MEDIALOKAL.CO — Pemerintah melalui PT Pertamina Patra Niaga menegaskan tidak ada kenaikan harga Bahan Bakar Minyak (BBM) bersubsidi hingga akhir 2026. Kebijakan ini diambil untuk menjaga daya beli masyarakat di tengah fluktuasi harga minyak dunia dan nilai tukar rupiah.
VP Communication Pertamina Patra Niaga, Kitty Andhora, menyatakan penetapan harga BBM subsidi sepenuhnya mengikuti arahan pemerintah. Menurutnya, fluktuasi parameter pembentuk harga tidak mengubah kebijakan untuk jenis BBM bersubsidi.
"Pertamina Patra Niaga mengikuti kebijakan Pemerintah dalam penetapan harga BBM. Meskipun terdapat fluktuasi pada sejumlah parameter pembentuk harga, seperti harga minyak dunia dan nilai tukar, untuk BBM subsidi sesuai arahan Pemerintah tidak ada kenaikan harga hingga akhir 2026," ujar Kitty dalam keterangan resminya.
Harga BBM Subsidi yang Bertahan
Dua jenis BBM bersubsidi utama dipastikan tidak mengalami perubahan harga. Berikut rinciannya:
- Pertalite (RON 90): Rp10.000 per liter
- Biosolar (Solar Subsidi): Rp6.800 per liter
Harga ini berlaku untuk konsumen pengguna yang terdaftar sebagai penerima subsidi sesuai ketentuan pemerintah. Informasi mengenai kriteria penerima dapat diakses melalui kanal resmi Pertamina dan Kementerian ESDM.
BBM Non-Subsidi Justru Naik
Berbeda dengan BBM bersubsidi, harga Jenis BBM Umum (JBU) atau non-subsidi mengalami penyesuaian signifikan. Kenaikan ini terjadi sejak awal September dan mengikuti formula harga pasar dunia.

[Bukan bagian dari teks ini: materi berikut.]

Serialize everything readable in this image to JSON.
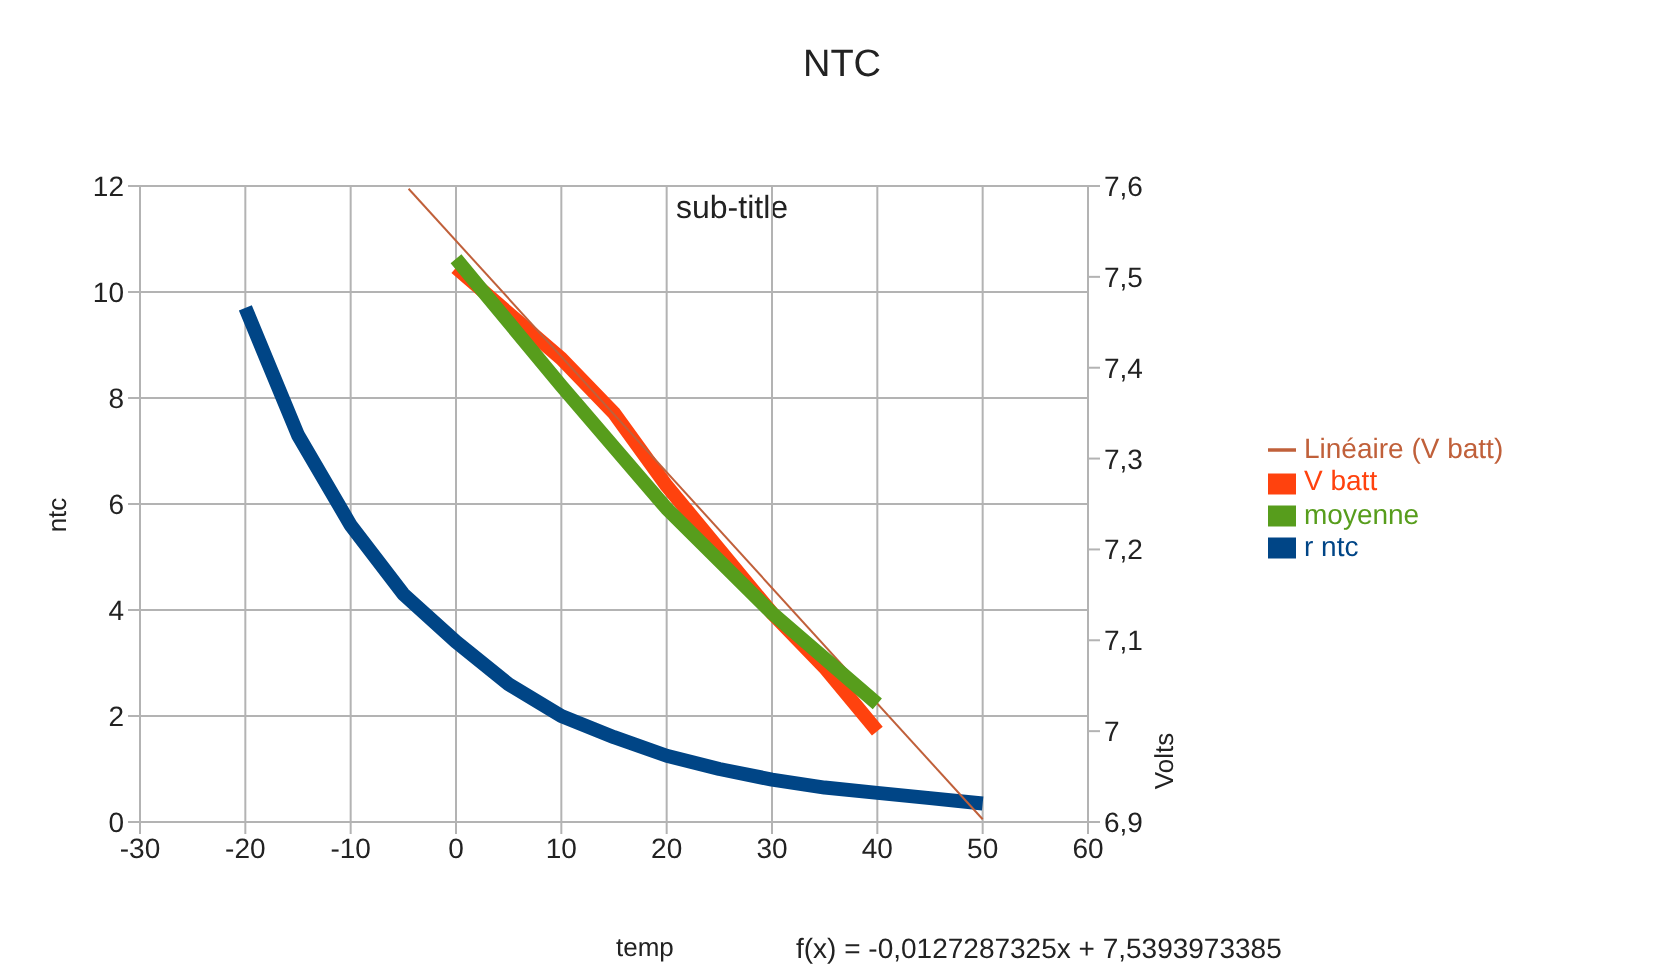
{
  "chart_data": {
    "type": "line",
    "title": "NTC",
    "subtitle": "sub-title",
    "xlabel": "temp",
    "ylabel": "ntc",
    "y2label": "Volts",
    "annotations": [
      "f(x) = -0,0127287325x + 7,5393973385"
    ],
    "xlim": [
      -30,
      60
    ],
    "xticks": [
      -30,
      -20,
      -10,
      0,
      10,
      20,
      30,
      40,
      50,
      60
    ],
    "ylim": [
      0,
      12
    ],
    "yticks": [
      0,
      2,
      4,
      6,
      8,
      10,
      12
    ],
    "y2lim": [
      6.9,
      7.6
    ],
    "y2ticks": [
      {
        "value": 6.9,
        "label": "6,9"
      },
      {
        "value": 7,
        "label": "7"
      },
      {
        "value": 7.1,
        "label": "7,1"
      },
      {
        "value": 7.2,
        "label": "7,2"
      },
      {
        "value": 7.3,
        "label": "7,3"
      },
      {
        "value": 7.4,
        "label": "7,4"
      },
      {
        "value": 7.5,
        "label": "7,5"
      },
      {
        "value": 7.6,
        "label": "7,6"
      }
    ],
    "grid": true,
    "legend": "right",
    "marker": "none",
    "series": [
      {
        "name": "r ntc",
        "color": "#004586",
        "x": [
          -20,
          -15,
          -10,
          -5,
          0,
          5,
          10,
          15,
          20,
          25,
          30,
          35,
          40,
          45,
          50
        ],
        "values": [
          9.7,
          7.3,
          5.6,
          4.3,
          3.4,
          2.6,
          2.0,
          1.6,
          1.25,
          1.0,
          0.8,
          0.65,
          0.55,
          0.45,
          0.35
        ]
      },
      {
        "name": "V batt",
        "color": "#ff420e",
        "axis": "y2",
        "x": [
          0,
          5,
          10,
          15,
          20,
          25,
          30,
          35,
          40
        ],
        "values": [
          7.51,
          7.46,
          7.41,
          7.35,
          7.27,
          7.2,
          7.13,
          7.07,
          7.0
        ]
      },
      {
        "name": "Linéaire (V batt)",
        "color": "#c0603a",
        "axis": "y2",
        "x": [
          -4.5,
          50
        ],
        "values": [
          7.597,
          6.903
        ]
      },
      {
        "name": "moyenne",
        "color": "#579d1c",
        "axis": "y2",
        "x": [
          0,
          10,
          20,
          30,
          40
        ],
        "values": [
          7.52,
          7.38,
          7.245,
          7.13,
          7.03
        ]
      }
    ]
  }
}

Menteri Energi dan Sumber Daya Mineral (ESDM), Bahlil Lahadalia, menjelaskan bahwa skema BBM non-subsidi bergantung pada pergerakan Indonesia Crude Price (ICP).
"Menyangkut dengan BBM yang non-subsidi itu harganya memang akan mengikuti harga pasar dunia, ICP. Jadi kalau harga dunianya turun, dengan sendirinya akan terkoreksi. Tapi kalau naik, pasti juga akan naik," tegas Bahlil.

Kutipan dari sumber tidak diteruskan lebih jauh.